Le rat musqué: comme un poisson dans l'eau

Par temps doux, l'hiver, on peut voir un petit animal grassouillet s'aventurer sur la glace. C'est le rat musqué qui sort prendre une bouffée d'air frais. Sa promenade ne dure pas longtemps et il rentre vite chez lui, sous la glace, hors de la vue du vison, son pire ennemi.

Le rat musqué a beaucoup de points communs avec le castor. Tout deux sont des rongeurs qui construisent des huttes dans l'eau. Même leur queue plates et écailleuses se ressemblent. Celle du castor est aplatie horizontalement, celle du rat musqué, verticalement. Comme le castor, le rat musqué claque sa queue sur l'eau lorsqu'il se sent en danger. Malgré toutes ces ressemblances, le castor et le rat musqué ne sont que des cousins éloignés. Le rat musqué est plus proche parent des campagnols et des lemmings. Sa taille, 50cm du museau au bout de la queue et son poids, environs 1 kg, en font le géant de sa famille.
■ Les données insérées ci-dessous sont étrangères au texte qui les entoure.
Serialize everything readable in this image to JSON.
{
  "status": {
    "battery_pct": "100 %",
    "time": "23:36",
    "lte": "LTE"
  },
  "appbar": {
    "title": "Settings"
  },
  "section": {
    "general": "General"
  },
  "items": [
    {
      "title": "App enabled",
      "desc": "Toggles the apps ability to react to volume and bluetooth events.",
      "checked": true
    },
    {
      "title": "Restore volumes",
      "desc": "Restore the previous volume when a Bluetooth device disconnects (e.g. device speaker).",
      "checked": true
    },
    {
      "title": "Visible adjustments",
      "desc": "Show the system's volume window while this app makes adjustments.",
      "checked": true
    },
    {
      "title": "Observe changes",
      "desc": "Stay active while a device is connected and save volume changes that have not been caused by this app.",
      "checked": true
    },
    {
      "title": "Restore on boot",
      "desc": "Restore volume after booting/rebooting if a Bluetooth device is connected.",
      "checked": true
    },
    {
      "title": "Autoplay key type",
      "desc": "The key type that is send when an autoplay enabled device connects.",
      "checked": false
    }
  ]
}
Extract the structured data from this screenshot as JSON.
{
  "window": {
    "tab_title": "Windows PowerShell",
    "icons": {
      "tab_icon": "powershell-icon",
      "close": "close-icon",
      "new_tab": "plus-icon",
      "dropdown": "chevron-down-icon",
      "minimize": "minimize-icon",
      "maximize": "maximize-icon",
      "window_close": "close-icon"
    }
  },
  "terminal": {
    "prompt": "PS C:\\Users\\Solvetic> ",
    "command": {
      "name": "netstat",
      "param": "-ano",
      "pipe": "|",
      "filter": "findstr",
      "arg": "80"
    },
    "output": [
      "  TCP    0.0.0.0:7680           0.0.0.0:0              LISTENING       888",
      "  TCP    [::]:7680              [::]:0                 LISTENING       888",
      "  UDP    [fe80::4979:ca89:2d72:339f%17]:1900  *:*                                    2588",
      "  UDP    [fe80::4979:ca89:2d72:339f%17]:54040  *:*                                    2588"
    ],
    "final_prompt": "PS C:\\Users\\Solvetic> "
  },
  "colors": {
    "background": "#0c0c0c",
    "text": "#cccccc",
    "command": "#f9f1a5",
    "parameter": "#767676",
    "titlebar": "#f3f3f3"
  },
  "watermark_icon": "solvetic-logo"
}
Le rat musqué ne construit pas sa maison n’importe où. Il aime bien les étangs ou les cours d’eau à faible courant. L’eau doit y être assez profonde pour qu’il puisse nager sous la glace l’hiver, mais pas trop, pour que puissent pousser les plantes aquatiques dont il se nourrit.

Lorsqu’on aperçoit un gros tas d’herbe au milieu d’un étang, c’est probablement la hutte d’un rat musqué, les travaux de construction commencent au mois d’août en prévision de l’hiver. Le rat musqué fabrique d’abord une butte de boue et de plantes aquatiques qui s’élève au dessus de la surface de l’eau. Il plonge ensuite et creuse un tunnel depuis le fond de l’eau jusqu’à l’intérieur du monticule. Au dessus du niveau de l’eau, il s’aménage une chambre douillette. Prudent, il creuse ensuite une sortie de secours qui débouche sous l’eau. Il retourne à la surface et consolide les murs de sa hutte avec de la boue et des plantes.
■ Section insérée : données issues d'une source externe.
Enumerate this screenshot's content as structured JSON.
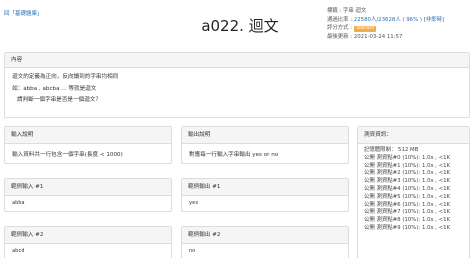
{
  "breadcrumb": {
    "link": "回「基礎題庫」"
  },
  "problem": {
    "title": "a022. 迴文"
  },
  "meta": {
    "tags_label": "標籤 : ",
    "tags_value": "字串 迴文",
    "pass_label": "通過比率 : ",
    "pass_value": "22580人/23628人 ( 96% ) [非即時]",
    "score_label": "評分方式 : ",
    "score_value": "Tolerant",
    "updated_label": "最後更新 : ",
    "updated_value": "2021-03-24 11:57"
  },
  "content": {
    "heading": "內容",
    "lines": [
      "迴文的定義為正向，反向讀到的字串均相同",
      "如：abba , abcba ... 等就是迴文",
      "請判斷一個字串是否是一個迴文？"
    ]
  },
  "input_desc": {
    "heading": "輸入說明",
    "text": "輸入資料共一行包含一個字串(長度 < 1000)"
  },
  "output_desc": {
    "heading": "輸出說明",
    "text": "對應每一行輸入字串輸出 yes or no"
  },
  "sample_input_1": {
    "heading": "範例輸入 #1",
    "text": "abba"
  },
  "sample_output_1": {
    "heading": "範例輸出 #1",
    "text": "yes"
  },
  "sample_input_2": {
    "heading": "範例輸入 #2",
    "text": "abcd"
  },
  "sample_output_2": {
    "heading": "範例輸出 #2",
    "text": "no"
  },
  "test_info": {
    "heading": "測資資訊：",
    "memory": "記憶體限制： 512 MB",
    "cases": [
      "公開 測資點#0 (10%): 1.0s , <1K",
      "公開 測資點#1 (10%): 1.0s , <1K",
      "公開 測資點#2 (10%): 1.0s , <1K",
      "公開 測資點#3 (10%): 1.0s , <1K",
      "公開 測資點#4 (10%): 1.0s , <1K",
      "公開 測資點#5 (10%): 1.0s , <1K",
      "公開 測資點#6 (10%): 1.0s , <1K",
      "公開 測資點#7 (10%): 1.0s , <1K",
      "公開 測資點#8 (10%): 1.0s , <1K",
      "公開 測資點#9 (10%): 1.0s , <1K"
    ]
  }
}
Lorsque plusieurs rats musqués cohabitent, leur hutte s’agrandit et comprend plusieurs chambres avec sorties individuelles, comme un motel.

Au milieu de l’eau, la hutte est à l’abri des ennemis et nos amis peuvent y passer l’hiver en paix. Contrairement à la marmotte qui hiberne, le rat musqué reste actif toute l’année. On ne le voit pas beaucoup, car il passe presque tout son temps sous la couche de neige. Après que la glace se soit formée à la surface de l’eau, le rat musqué bâtit plusieurs postes d’alimentation autour de sa maison. Sous l’eau, il gruge la glace et perce une ouverture qu’il recouvre d’un dôme de plantes aquatiques. C’est dans ces snack-bars qu’il s’installe pour manger et prendre un peu de répit.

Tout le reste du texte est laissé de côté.